Kings County administrators presented a space‑planning proposal Dec. 16 to refurbish three vacant former courthouse buildings on the county campus and return county services to the central campus.
Deputy CEO Matthew Boyette walked the board through floor plans and renderings for Buildings A, B and C, saying the ‘‘grand total…is the $41,400,000’’ to demolish selected site elements, renovate three buildings and outfit offices. The project scope presented placed human resources, the Job Training Office and Public Guardian/Veterans Services in Building A; Buildings B and C were designated primarily for Public Health (WIC, nursing, environmental health, a placeholder for a lab) and a countywide multipurpose room.
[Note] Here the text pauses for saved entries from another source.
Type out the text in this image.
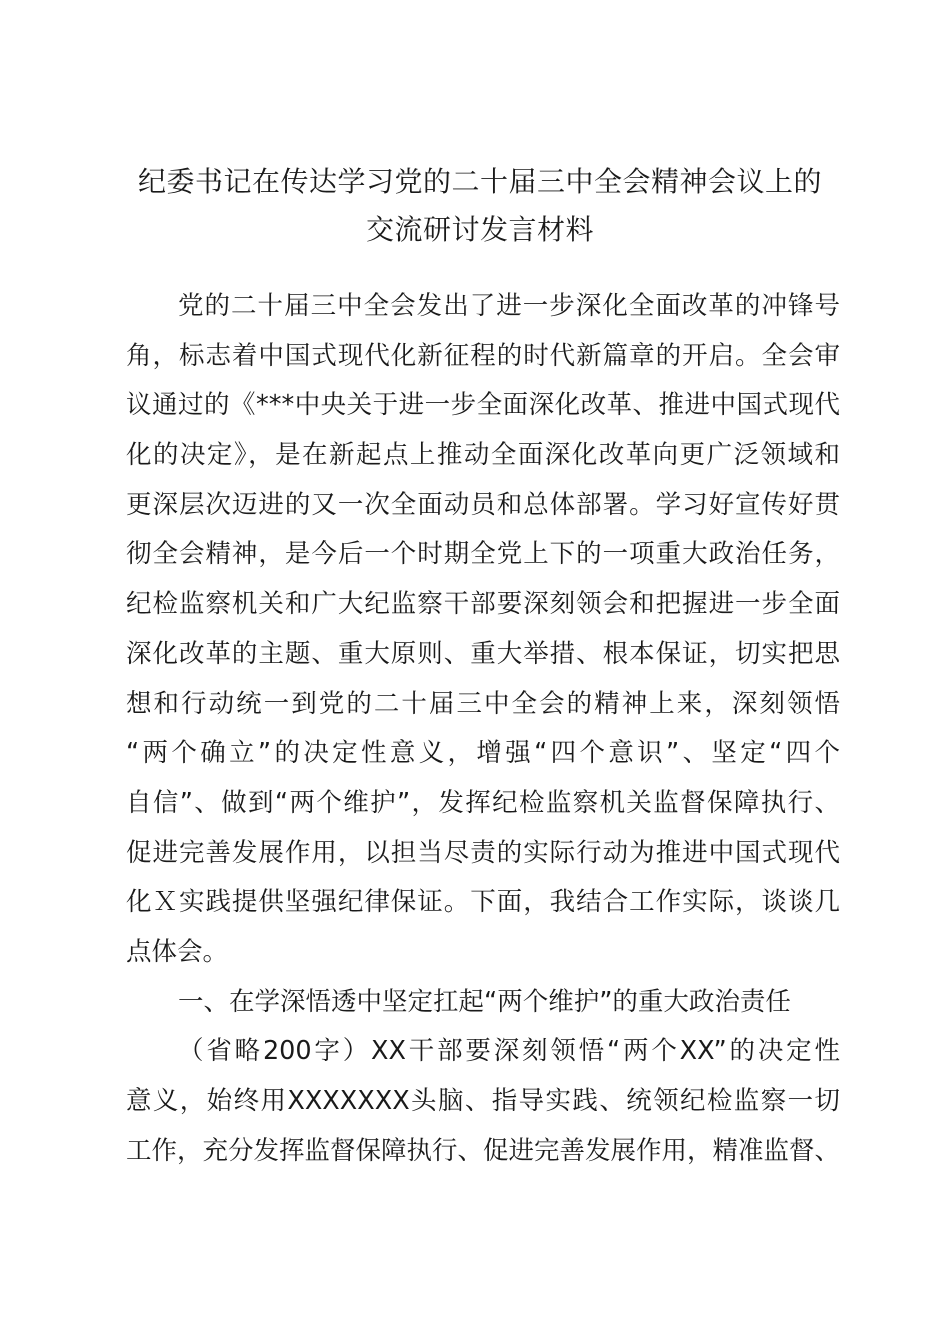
纪委书记在传达学习党的二十届三中全会精神会议上的
交流研讨发言材料
党的二十届三中全会发出了进一步深化全面改革的冲锋号
角，标志着中国式现代化新征程的时代新篇章的开启。全会审
议通过的《***中央关于进一步全面深化改革、推进中国式现代
化的决定》，是在新起点上推动全面深化改革向更广泛领域和
更深层次迈进的又一次全面动员和总体部署。学习好宣传好贯
彻全会精神，是今后一个时期全党上下的一项重大政治任务，
纪检监察机关和广大纪监察干部要深刻领会和把握进一步全面
深化改革的主题、重大原则、重大举措、根本保证，切实把思
想和行动统一到党的二十届三中全会的精神上来，深刻领悟
“两个确立”的决定性意义，增强“四个意识”、坚定“四个
自信”、做到“两个维护”，发挥纪检监察机关监督保障执行、
促进完善发展作用，以担当尽责的实际行动为推进中国式现代
化Ｘ实践提供坚强纪律保证。下面，我结合工作实际，谈谈几
点体会。
一、在学深悟透中坚定扛起“两个维护”的重大政治责任
（省略200字）XX干部要深刻领悟“两个XX”的决定性
意义，始终用XXXXXXX头脑、指导实践、统领纪检监察一切
工作，充分发挥监督保障执行、促进完善发展作用，精准监督、
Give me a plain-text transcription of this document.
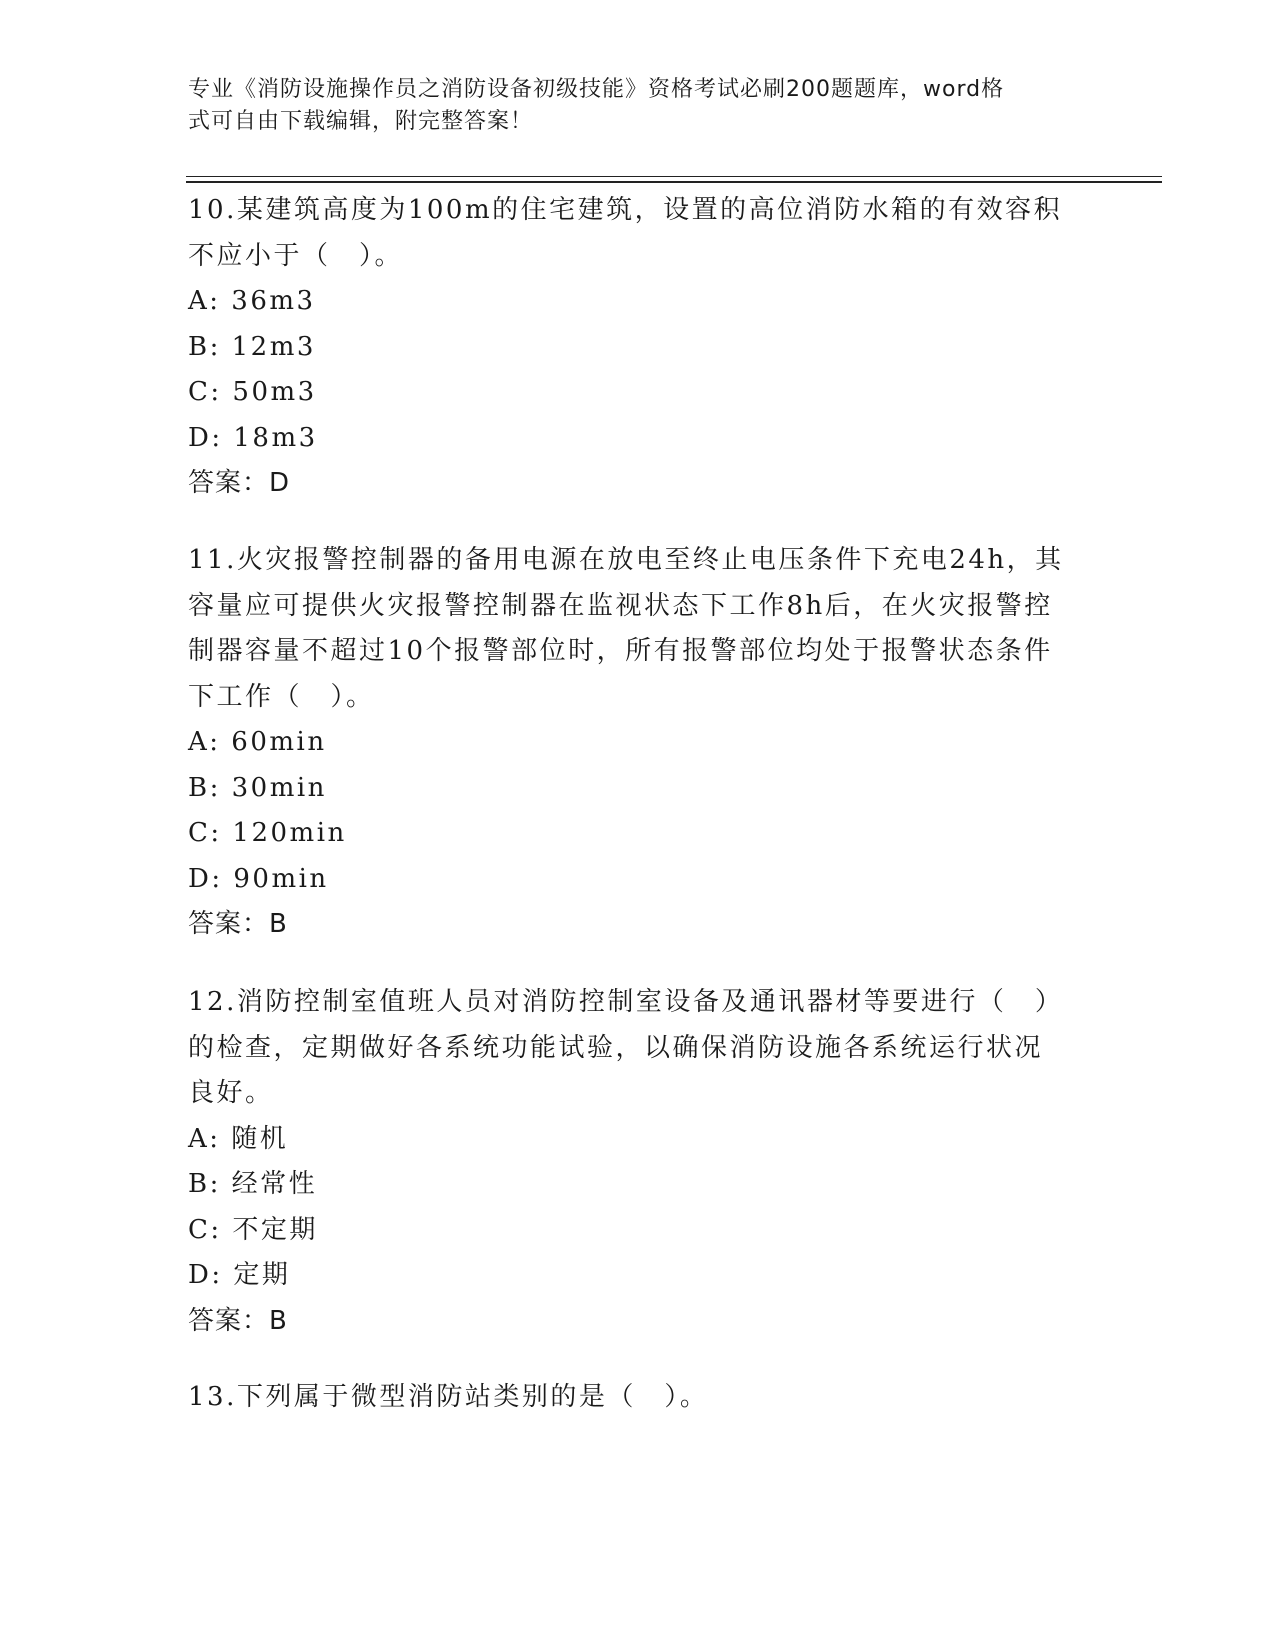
专业《消防设施操作员之消防设备初级技能》资格考试必刷200题题库，word格
式可自由下载编辑，附完整答案！

10.某建筑高度为100m的住宅建筑，设置的高位消防水箱的有效容积

不应小于（　）。

A: 36m3

B: 12m3

C: 50m3

D: 18m3

答案：D

11.火灾报警控制器的备用电源在放电至终止电压条件下充电24h，其

容量应可提供火灾报警控制器在监视状态下工作8h后，在火灾报警控

制器容量不超过10个报警部位时，所有报警部位均处于报警状态条件

下工作（　）。

A: 60min

B: 30min

C: 120min

D: 90min

答案：B

12.消防控制室值班人员对消防控制室设备及通讯器材等要进行（　）

的检查，定期做好各系统功能试验，以确保消防设施各系统运行状况

良好。

A: 随机

B: 经常性

C: 不定期

D: 定期

答案：B

13.下列属于微型消防站类别的是（　）。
Boyette said construction costs were roughly $33.8 million, with furniture and equipment estimated at about $3.5 million and contingencies and fees making up the remainder.
Funding and schedule: Staff said they had identified about $10.5 million in upfront funds (including roughly $5 million identified from Public Health), expected to finance $30–31 million with debt, and planned to return in January for detailed public finance options from their advisors. Boyette outlined a projected timeline that would include financing decisions and a potential groundbreaking in late 2026 or early 2027, with anticipated completion in late 2028 or early 2029, while cautioning that large projects carry schedule risk.
Board and department response: Supervisors asked about cost escalation, space usage for staff and the disposition of other off‑campus buildings; staff said those were future phases. Department heads from Job Training Office, Public Health, Human Resources and others described constraints in their current leased or outdated spaces and expressed support for consolidating services on campus. Public Works and architects described traffic and site‑access considerations and noted the project will be taken through standard public‑works oversight and permitting.
Why it matters: County leaders said bringing services together will reduce lease costs, improve client access to one‑stop services and put long‑vacant county property back into productive use. The board asked finance staff to return with funding options and a menu of alternatives for debt terms and phasing in January.